The fears category is for horror, but I would award points to war films that filled me with dread in an empathic way. This doesn’t really do that. It’s not like watching ‘Saving Private Ryan’ and thinking ‘that could have been me’ when you see the drafted soldiers crying for their lives in the landing boats. This film could have made choices to do that, but it didn’t, opting for the bravery and comradery angle instead.
Bonus Category: Shhh! -2
I got a text from my wife (who was in bed) when I was watching this film that simply read ‘Shhh!’. There is, naturally, a lot of shooting and explosions, with odd cutaways to Mark Strong looking anxious and confused as he tries to unpick the escalating political crisis behind the scenes. However, I don’t think they got the balance right and could have showed more of the breaths between the waves of attack.
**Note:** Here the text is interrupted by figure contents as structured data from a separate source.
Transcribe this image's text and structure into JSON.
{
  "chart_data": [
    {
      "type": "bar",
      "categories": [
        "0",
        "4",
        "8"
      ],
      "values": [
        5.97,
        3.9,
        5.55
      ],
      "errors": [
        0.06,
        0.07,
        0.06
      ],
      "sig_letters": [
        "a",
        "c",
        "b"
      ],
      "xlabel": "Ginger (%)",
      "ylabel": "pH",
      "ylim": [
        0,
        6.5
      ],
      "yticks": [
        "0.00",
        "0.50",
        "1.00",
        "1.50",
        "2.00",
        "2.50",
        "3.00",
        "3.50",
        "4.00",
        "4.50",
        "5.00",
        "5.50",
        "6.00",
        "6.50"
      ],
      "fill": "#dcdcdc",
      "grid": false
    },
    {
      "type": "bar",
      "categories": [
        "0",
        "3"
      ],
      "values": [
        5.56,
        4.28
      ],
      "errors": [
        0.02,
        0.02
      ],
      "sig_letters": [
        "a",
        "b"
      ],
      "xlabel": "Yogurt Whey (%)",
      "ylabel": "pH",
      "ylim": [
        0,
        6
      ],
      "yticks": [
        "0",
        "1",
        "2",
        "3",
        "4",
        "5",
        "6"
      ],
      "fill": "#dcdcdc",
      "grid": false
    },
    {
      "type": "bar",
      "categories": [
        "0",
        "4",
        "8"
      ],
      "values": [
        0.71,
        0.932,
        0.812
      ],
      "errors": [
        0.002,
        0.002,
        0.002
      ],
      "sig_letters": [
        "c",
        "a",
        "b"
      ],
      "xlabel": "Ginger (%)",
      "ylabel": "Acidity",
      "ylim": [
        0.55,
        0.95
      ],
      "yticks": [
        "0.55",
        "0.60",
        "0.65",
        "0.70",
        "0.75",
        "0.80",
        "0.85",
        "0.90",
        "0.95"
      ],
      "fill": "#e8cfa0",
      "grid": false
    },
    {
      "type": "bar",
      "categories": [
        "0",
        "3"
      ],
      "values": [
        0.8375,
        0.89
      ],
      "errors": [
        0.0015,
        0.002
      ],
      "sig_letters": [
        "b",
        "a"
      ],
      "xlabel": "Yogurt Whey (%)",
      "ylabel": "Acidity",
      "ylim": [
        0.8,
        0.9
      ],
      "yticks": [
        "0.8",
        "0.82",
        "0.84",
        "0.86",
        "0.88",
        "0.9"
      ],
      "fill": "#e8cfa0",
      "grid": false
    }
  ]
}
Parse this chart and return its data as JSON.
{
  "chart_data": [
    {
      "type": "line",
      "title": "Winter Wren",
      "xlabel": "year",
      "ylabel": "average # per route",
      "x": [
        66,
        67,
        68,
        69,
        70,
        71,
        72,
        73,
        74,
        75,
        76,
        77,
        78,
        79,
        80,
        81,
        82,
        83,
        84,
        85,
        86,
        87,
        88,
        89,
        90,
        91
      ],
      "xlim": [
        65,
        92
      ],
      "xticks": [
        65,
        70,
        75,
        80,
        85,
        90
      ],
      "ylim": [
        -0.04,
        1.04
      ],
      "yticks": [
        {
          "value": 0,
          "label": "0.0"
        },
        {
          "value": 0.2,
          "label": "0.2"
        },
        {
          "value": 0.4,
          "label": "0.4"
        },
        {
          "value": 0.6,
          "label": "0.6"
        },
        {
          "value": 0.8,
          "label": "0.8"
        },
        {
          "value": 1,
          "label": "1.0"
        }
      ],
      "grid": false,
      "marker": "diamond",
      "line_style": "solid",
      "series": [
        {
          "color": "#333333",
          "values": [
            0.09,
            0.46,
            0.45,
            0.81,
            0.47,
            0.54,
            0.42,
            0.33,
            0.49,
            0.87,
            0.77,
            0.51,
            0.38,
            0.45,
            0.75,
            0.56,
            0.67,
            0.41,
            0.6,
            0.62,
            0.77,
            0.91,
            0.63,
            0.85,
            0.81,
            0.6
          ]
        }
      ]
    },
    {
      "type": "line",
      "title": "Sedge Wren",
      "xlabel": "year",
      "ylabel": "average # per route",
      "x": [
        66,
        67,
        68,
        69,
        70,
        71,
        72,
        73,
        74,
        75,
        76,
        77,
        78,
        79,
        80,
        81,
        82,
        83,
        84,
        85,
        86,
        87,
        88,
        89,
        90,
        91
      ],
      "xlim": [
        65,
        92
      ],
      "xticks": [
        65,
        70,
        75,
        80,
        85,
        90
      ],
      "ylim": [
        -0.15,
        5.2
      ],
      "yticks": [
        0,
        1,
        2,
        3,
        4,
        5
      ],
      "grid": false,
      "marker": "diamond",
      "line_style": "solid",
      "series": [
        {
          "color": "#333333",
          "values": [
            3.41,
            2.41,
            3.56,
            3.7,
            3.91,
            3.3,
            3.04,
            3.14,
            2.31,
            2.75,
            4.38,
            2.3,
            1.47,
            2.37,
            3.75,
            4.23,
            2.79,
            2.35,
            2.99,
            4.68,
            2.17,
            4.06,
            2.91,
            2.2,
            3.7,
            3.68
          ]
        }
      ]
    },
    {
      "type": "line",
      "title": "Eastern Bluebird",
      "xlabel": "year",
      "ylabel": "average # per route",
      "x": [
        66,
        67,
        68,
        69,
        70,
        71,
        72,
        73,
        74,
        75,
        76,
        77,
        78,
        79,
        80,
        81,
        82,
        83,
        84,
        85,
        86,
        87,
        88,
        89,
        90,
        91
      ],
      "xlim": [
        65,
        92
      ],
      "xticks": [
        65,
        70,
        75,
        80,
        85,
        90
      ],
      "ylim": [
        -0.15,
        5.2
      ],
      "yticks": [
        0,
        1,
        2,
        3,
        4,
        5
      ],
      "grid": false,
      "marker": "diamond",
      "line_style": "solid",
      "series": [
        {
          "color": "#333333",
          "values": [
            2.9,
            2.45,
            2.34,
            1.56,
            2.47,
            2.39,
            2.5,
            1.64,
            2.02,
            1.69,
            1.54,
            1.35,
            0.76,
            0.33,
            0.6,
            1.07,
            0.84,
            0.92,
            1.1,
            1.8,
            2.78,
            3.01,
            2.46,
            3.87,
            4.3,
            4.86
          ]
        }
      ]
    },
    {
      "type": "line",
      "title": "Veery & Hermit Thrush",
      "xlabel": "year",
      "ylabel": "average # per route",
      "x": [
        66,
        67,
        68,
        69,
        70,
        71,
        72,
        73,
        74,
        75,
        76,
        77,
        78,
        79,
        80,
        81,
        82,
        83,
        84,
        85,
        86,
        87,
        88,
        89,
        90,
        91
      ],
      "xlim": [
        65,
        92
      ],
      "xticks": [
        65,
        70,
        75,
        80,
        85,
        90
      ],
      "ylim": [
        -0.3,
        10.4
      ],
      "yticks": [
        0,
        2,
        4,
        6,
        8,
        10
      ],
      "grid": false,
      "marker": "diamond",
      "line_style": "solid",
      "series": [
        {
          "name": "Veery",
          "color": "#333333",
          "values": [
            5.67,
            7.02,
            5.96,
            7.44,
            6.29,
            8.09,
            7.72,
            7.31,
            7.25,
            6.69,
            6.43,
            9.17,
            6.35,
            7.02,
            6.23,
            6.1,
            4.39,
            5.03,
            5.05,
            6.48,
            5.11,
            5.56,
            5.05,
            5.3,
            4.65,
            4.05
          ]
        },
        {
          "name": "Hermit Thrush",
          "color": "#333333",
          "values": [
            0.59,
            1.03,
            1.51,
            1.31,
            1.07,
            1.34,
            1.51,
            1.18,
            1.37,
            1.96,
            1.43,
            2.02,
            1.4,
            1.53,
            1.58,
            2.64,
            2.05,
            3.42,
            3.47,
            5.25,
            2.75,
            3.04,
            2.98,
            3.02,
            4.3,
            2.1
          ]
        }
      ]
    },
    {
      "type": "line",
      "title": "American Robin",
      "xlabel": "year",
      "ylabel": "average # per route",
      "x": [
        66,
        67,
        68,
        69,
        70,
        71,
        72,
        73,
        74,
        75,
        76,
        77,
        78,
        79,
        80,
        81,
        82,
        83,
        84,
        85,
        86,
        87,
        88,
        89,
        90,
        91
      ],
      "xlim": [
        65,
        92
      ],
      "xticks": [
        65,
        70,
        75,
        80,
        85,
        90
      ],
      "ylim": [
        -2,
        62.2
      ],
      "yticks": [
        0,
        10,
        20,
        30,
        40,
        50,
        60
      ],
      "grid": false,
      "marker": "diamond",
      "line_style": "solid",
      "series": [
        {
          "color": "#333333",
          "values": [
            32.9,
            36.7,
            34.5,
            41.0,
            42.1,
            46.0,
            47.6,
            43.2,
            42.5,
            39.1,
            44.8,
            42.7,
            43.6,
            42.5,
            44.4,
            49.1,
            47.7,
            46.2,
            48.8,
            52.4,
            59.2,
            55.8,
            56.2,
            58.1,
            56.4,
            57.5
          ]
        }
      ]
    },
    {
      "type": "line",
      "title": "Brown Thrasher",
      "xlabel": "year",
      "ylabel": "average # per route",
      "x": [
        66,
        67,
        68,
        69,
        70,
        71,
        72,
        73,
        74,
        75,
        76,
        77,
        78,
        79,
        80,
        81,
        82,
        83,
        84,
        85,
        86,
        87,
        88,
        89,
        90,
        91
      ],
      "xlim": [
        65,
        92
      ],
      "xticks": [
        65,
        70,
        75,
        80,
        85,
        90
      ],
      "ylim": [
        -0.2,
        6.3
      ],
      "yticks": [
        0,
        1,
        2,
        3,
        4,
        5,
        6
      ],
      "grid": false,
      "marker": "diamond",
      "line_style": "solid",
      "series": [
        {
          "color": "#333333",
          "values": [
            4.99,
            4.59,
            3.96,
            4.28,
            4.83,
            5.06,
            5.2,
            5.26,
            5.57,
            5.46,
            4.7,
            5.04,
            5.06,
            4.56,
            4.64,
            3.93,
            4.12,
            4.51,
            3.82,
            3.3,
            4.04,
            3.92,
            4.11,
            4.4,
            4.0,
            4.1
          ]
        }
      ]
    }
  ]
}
It didn’t feel like the 4-day siege it was meant to be – more like one long afternoon with lots of shooting and explosions.
Given the concentrated nature of the setting, the palette needed to be broader either with more personal stories developed, or a more epic wide angle of the greater things at stake. It just needed something else, but hats off to Netflix who are very new to the movie game and chose an interesting tale to tell.